I know it’s hard, and possibly very hard under the current circumstances, yet you are the only person who can approve the deal with Hamas and secure Gilad Shalit’s release. And it’s your decision alone. Even if at times it appears to you that there are people around you who assume some of the responsibility. A moment after the decision is made, they will disappear, and rightfully so. This is a decision for a prime minister, and right now you are the prime minister.
I know it’s sad, and possibly very sad even, and maybe not too fair either that the person who had to take this decision before you, Prime Minister Ehud Olmert, didn’t do it. First he declared – with arrogance and foolishness that had nothing to rely on given past experience – that we do not engage in negotiations with abductors, as if this is true. Later he kept dragging his feet, until he just left this mess for you to handle, so that you can make a decision he didn’t want to make.
While doing so (and this is even sadder,) he left Gilad Shalit trapped in the same place. Ever since then, to put it mildly, time has not worked in our favor. Hamas’ demands had not shrunk, and our bargaining ability had not improved. It didn’t happen in the year and a half since Olmert retired, and it won’t happen if you decide to pass this issue on to your successor.
I know you have a problem of image, and that people who claim that you’re prone to pressure don’t make your life more pleasant, and certainly don’t make it easier for you to take decisions on controversial matters. But that’s the way it is; you did not only choose to be a prime minister, you fought hard to get there. Therefore, you have no right to evade this decision. Certainly not now, when time is gradually running out and the fourth anniversary of IDF soldier Gilad Shalit’s captivity is approaching.
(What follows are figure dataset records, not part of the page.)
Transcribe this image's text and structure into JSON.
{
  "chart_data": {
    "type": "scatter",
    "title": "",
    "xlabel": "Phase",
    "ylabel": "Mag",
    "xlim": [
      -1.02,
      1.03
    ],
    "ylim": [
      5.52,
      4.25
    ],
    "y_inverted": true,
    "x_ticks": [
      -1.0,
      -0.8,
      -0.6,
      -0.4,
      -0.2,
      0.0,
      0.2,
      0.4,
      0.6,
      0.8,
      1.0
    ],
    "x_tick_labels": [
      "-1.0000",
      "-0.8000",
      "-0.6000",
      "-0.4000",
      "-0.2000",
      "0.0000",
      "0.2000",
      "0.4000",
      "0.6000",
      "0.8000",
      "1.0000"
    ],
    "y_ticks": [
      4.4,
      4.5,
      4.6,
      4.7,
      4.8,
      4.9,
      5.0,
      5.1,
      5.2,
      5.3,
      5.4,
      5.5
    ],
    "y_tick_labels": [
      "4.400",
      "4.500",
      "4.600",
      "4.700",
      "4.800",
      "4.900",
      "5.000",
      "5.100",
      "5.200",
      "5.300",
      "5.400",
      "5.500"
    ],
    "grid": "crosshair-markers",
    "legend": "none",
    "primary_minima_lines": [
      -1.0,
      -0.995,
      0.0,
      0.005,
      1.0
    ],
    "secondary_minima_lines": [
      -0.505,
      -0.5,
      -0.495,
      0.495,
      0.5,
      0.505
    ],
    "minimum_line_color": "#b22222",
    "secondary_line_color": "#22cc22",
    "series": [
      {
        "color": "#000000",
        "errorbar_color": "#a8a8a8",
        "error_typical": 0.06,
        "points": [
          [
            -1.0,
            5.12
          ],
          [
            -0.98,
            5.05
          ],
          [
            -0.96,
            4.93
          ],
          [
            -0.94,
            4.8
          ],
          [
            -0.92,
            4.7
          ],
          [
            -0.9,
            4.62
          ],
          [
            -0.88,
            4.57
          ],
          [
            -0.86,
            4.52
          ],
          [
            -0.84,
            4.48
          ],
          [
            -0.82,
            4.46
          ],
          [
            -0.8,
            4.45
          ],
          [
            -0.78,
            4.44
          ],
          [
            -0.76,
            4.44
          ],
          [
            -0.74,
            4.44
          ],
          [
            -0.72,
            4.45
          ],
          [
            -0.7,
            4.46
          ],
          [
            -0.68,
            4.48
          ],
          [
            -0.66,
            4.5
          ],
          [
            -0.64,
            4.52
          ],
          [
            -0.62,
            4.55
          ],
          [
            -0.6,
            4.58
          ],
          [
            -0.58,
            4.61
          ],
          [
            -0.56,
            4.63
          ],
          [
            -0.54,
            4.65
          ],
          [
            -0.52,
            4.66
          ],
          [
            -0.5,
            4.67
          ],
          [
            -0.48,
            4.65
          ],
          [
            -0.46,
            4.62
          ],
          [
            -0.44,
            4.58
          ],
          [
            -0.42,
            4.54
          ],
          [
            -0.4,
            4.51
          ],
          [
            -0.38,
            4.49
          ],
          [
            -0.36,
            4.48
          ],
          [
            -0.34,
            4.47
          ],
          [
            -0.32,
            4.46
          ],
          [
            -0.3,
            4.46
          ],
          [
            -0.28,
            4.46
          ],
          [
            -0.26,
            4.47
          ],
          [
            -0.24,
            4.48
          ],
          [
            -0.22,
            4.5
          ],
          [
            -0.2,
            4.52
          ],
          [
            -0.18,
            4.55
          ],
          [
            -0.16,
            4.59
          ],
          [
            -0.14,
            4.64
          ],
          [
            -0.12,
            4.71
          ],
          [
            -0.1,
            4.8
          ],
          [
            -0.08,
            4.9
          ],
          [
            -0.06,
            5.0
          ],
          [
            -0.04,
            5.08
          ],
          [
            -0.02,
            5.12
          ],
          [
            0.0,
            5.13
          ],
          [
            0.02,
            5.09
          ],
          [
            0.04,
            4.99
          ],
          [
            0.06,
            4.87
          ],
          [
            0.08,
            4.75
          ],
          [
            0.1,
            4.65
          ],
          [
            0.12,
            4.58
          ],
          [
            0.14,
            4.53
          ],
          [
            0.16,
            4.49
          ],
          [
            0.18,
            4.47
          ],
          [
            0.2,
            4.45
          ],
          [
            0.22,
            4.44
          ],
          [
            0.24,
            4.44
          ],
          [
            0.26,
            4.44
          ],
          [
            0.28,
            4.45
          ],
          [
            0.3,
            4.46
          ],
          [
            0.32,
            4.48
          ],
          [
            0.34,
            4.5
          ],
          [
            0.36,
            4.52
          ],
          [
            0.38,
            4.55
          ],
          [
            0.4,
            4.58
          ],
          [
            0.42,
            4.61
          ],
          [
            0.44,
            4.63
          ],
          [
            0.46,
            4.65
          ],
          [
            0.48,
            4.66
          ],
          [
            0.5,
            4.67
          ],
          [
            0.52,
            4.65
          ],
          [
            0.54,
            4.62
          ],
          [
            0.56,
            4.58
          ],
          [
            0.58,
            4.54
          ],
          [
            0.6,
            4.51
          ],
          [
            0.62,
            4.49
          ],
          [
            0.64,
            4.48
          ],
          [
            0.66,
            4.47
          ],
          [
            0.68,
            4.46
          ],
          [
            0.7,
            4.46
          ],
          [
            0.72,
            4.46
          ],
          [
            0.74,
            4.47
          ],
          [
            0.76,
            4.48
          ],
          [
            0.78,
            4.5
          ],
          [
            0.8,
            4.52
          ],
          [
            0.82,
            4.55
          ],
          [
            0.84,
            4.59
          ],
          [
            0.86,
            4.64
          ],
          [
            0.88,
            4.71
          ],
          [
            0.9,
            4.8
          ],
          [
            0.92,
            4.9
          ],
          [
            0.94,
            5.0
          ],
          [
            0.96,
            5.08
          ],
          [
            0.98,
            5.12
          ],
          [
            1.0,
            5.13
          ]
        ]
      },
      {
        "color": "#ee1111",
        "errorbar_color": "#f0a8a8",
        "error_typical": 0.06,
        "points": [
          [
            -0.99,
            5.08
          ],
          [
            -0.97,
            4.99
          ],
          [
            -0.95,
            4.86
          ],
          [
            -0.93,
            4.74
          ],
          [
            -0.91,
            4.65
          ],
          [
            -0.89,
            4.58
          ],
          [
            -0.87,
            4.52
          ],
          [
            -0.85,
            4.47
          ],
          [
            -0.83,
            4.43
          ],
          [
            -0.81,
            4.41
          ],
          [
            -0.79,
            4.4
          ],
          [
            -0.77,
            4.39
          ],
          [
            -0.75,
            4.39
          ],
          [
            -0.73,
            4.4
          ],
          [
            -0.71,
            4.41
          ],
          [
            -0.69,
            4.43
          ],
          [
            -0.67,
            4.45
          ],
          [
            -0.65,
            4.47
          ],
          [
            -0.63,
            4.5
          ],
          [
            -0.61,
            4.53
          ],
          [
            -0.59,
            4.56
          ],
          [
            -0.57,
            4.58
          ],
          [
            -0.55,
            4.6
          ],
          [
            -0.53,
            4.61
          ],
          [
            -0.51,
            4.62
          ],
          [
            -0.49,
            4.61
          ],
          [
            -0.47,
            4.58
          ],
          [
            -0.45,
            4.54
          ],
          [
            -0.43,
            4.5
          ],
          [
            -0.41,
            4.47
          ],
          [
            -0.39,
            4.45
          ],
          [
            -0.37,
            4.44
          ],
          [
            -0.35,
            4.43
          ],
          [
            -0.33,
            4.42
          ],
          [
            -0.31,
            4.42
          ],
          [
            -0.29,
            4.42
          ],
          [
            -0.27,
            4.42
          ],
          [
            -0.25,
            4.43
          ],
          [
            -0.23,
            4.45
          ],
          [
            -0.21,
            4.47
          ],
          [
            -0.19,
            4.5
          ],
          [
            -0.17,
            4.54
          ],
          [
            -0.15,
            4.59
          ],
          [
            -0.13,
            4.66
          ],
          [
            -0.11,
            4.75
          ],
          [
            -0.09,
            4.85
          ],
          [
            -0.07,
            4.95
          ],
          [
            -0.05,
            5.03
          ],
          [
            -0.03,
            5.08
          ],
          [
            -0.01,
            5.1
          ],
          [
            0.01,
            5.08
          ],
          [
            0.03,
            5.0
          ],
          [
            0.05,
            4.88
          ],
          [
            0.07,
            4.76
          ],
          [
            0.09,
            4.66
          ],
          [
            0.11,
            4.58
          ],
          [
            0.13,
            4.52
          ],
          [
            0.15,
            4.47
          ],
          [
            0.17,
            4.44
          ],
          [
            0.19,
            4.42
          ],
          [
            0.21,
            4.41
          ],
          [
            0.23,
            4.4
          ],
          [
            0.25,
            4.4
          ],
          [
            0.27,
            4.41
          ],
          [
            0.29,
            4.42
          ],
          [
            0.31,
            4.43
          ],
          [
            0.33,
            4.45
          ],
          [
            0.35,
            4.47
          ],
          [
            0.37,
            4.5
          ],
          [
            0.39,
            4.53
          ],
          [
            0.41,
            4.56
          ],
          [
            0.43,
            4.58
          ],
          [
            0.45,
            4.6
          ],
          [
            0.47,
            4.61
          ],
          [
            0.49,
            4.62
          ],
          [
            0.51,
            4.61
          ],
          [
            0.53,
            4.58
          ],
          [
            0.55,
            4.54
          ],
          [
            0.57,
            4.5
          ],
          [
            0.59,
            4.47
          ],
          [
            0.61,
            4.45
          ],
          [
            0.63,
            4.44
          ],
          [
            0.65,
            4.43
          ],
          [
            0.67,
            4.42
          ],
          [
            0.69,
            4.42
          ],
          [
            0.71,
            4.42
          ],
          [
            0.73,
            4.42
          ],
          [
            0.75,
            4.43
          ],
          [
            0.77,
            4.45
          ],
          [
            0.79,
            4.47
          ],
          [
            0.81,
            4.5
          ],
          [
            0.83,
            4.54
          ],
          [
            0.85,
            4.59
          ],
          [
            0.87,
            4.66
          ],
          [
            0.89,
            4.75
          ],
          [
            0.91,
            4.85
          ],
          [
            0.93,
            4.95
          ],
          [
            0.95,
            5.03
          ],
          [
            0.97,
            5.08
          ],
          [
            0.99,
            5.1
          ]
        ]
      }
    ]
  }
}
I know it may not appear that way at the moment, but the latest Shalit campaign and the popular journey to Jerusalem will prompt Gilad Shalit’s release. Because the masses who decided to join the journey made this choice, and this choice – after reaching a critical mass – can move mountains. Check what happened here in the past. It’s all in the books.
After four years, everyone is familiar with the risks. We even know that the risks are real, but we also know the implications of leaving Shalit over there. We know it’s a complex deal, with difficult implications; we know that it may bring hundreds of activists to the streets, and that at least dozens of them will immediately take part in acts against Israel. We also know that this move may create more motivation for more abductions, while undermining Israel’s deterrent power. It may also undermine Fatah and destabilize Mahmoud Abbas’ position.
Yet when it comes to the bottom line, many citizens in this country decided that the price needs to be paid, and that returning Gilad Shalit is part of the State of Israel’s ethos – possibly one of the last parts of what used to be a constitutive national ethos; a remnant of values that were wholly blurred around here, in the framework of the general liquidation sale, the privatization malady, the corruption, and the revulsion.
I know you may not see this, but the writing is on the wall, and it tells you that you’re out of time on this issue. At this time, and only now, you can choose whether to lead this move, or drag behind the people heading to Jerusalem. Sadly, you can’t have it both ways. And to end on a positive note, it is possible that in this case capitulating to public pressure can be very sweet; sweet, and right.